When the result of the Man Booker Prize was announced on 16th October 2007, the winner came as a surprise to most. Who exactly is Enright, and is The Gathering any good?
Anne Enright was born on the 11th October 1962 in Dublin. She studied for a degree in English and Philosophy at Trinity College, Dublin, and then won a scholarship to undertake a Master of Arts degree in Creative Writing at the University of East Anglia. Here she was taught by such greats as Malcolm Bradbury and Angela Carter, but she initially followed a career in television before becoming a successful writer.
During her six years as a producer and director at RTE in Dublin, Enright wrote in her free time and eventually saw the publication of a book of short stories, The Portable Virgin, in 1991. The success of this volume, which won the Rooney Prize for Irish Literature in 1991, allowed her to become a full-time writer in 1993.
Despite this early promise, Enright’s early works were not well known until her recent Booker win pushed her into the spotlight. Her first novel, The Wig My Father Wore, was published in 1995, and this was followed by What Are You Like? in 2000 and The Pleasure of Eliza Lynch in 2002. She also produced a volume on motherhood, Making Babies: Stumbling into Motherhood in 2004 following the birth of her own two children.
The Gathering was published in 2007, and achieved only moderate success before being placed on the Booker shortlist. Enright was seen as a real outsider in the competition, and was considered unlikely to win due to her low profile, particularly as she was up against established names such as previous winner Ian McEwan.
The book itself was seen as perhaps being too bleak to win the coveted prize, dealing as it does with a family who have gathered together in the aftermath of a suicide. The novel is narrated by thirty nine year-old Veronica Hegarty: it is one of her brothers, Liam, who has killed himself. She feels his death particularly strongly as they were only 11 months apart in age, and the novel follows Veronica’s grieving determination to find out exactly why Liam has taken his own life.
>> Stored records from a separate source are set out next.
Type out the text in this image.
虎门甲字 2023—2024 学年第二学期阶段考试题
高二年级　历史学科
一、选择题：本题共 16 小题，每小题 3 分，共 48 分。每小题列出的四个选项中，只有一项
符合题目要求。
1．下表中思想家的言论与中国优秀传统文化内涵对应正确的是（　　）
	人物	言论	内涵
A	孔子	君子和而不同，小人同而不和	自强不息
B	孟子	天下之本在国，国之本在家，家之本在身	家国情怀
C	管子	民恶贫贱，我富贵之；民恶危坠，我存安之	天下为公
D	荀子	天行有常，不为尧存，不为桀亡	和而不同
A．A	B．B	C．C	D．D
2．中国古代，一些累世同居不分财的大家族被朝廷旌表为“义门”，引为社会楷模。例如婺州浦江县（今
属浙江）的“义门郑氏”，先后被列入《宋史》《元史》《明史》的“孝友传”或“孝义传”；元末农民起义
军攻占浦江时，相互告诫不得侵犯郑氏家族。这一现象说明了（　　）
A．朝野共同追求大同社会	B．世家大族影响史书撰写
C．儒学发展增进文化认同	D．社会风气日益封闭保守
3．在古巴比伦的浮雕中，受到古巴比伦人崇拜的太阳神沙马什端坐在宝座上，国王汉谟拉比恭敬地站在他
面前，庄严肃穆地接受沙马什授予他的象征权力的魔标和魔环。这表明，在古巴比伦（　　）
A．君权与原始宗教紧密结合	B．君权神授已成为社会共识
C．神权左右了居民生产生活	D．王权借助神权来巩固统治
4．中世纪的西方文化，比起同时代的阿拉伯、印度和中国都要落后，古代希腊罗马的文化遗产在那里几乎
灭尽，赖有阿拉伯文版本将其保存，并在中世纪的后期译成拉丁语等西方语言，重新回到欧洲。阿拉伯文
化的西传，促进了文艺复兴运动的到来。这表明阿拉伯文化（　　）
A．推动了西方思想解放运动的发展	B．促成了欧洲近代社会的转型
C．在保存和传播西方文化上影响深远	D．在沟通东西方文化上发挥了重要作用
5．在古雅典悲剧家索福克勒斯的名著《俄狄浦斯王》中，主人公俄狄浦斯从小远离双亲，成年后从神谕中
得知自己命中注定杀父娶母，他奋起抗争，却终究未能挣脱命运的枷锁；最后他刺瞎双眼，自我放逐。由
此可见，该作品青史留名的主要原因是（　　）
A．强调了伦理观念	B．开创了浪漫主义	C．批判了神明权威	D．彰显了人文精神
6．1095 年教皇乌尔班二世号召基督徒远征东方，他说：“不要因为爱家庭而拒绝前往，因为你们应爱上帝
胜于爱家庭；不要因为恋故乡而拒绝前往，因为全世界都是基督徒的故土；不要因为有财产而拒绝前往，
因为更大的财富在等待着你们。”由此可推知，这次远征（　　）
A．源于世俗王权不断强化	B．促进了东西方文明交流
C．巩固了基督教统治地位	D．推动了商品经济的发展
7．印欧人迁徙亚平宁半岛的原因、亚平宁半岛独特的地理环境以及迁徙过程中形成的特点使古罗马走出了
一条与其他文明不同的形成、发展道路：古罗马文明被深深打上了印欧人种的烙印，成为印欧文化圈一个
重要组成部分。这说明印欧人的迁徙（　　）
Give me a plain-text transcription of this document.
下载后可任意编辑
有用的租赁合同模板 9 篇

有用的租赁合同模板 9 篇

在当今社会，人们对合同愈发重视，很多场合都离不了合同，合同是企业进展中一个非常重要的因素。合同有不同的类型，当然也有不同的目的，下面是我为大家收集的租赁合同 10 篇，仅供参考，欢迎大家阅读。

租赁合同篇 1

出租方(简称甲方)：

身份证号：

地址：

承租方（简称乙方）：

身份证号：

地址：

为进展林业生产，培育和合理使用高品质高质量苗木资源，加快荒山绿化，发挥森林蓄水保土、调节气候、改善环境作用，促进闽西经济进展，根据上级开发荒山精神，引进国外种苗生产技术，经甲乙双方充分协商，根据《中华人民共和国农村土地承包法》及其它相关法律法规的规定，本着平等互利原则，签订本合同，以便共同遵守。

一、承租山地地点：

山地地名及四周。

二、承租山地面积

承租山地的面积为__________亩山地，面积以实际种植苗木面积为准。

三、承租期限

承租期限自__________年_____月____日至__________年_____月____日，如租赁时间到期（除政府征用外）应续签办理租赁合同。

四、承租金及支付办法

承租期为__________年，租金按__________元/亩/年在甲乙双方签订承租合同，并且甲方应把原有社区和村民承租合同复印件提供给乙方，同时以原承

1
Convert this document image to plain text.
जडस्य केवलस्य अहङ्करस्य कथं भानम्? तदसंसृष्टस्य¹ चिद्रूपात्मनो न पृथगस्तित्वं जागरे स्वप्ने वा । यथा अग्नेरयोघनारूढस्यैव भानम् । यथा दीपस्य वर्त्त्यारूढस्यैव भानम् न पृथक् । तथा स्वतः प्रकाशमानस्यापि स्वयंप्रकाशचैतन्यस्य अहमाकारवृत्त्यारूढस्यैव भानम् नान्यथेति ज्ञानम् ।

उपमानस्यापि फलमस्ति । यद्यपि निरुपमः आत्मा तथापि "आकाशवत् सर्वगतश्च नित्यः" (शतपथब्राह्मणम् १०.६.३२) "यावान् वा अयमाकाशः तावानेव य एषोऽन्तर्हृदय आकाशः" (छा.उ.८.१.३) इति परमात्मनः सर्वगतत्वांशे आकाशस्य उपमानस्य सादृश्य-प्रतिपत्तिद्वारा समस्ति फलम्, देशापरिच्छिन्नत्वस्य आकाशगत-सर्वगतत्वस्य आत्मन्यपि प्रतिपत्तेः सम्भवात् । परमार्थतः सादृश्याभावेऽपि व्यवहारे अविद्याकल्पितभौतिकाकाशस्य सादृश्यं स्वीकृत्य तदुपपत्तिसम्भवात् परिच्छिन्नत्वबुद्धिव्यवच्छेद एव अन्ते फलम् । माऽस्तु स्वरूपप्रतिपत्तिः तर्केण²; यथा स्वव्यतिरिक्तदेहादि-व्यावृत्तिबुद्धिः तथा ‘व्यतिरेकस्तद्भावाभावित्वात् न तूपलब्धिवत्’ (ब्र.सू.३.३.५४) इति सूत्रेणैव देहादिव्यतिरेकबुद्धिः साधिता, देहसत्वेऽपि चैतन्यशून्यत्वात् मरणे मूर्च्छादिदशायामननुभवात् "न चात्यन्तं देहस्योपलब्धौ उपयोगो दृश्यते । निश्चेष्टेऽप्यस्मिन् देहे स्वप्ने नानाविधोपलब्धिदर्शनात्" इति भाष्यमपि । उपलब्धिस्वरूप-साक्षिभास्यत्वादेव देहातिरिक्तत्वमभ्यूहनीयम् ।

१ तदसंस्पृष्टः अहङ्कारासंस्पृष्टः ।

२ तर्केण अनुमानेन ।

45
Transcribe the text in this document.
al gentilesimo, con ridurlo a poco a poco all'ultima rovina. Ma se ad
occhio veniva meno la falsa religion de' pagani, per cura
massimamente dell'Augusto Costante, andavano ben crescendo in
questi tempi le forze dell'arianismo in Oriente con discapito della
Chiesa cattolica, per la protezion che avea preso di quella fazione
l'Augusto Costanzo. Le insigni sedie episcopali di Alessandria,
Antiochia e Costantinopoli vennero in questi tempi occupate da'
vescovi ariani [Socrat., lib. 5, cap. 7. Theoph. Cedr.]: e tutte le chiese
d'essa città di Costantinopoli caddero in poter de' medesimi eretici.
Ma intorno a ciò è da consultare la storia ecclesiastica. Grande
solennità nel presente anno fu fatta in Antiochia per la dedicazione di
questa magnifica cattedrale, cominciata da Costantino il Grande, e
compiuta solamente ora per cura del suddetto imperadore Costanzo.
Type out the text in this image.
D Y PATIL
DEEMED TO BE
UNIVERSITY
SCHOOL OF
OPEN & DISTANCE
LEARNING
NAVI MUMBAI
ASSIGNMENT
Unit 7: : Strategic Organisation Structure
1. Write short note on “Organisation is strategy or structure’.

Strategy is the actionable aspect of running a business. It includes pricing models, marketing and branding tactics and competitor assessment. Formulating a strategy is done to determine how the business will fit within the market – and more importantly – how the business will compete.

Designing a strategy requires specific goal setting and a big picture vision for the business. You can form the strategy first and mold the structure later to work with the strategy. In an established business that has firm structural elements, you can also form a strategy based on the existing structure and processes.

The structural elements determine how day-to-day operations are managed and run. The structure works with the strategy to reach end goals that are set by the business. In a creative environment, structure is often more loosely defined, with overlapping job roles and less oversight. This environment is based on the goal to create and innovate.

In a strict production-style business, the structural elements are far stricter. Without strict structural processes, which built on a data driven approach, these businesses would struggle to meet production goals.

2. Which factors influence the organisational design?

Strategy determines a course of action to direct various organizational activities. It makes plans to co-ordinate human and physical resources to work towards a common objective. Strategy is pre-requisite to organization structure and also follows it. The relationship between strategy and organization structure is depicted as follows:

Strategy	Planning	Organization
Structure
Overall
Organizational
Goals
The novel is not a sentimental family tale: the Hegartys have plenty of secrets which Veronica must disentangle, and she herself is not a particularly likeable narrator. She is honest in her dislike of certain aspects of her family, and her inability to deal with long-suppressed secrets leads her to become less and less rational as the novel progresses.
Overall, this is not a novel to be taken lightly: its contents certainly leave the reader mentally drained. The quality of the writing in the book suggests, however, that this year’s Booker win was not a fluke, and that Enright’s name will remain familiar in literary circles for years to come.
The Gathering by Anne Enright is published by Jonathan Cape, 2007.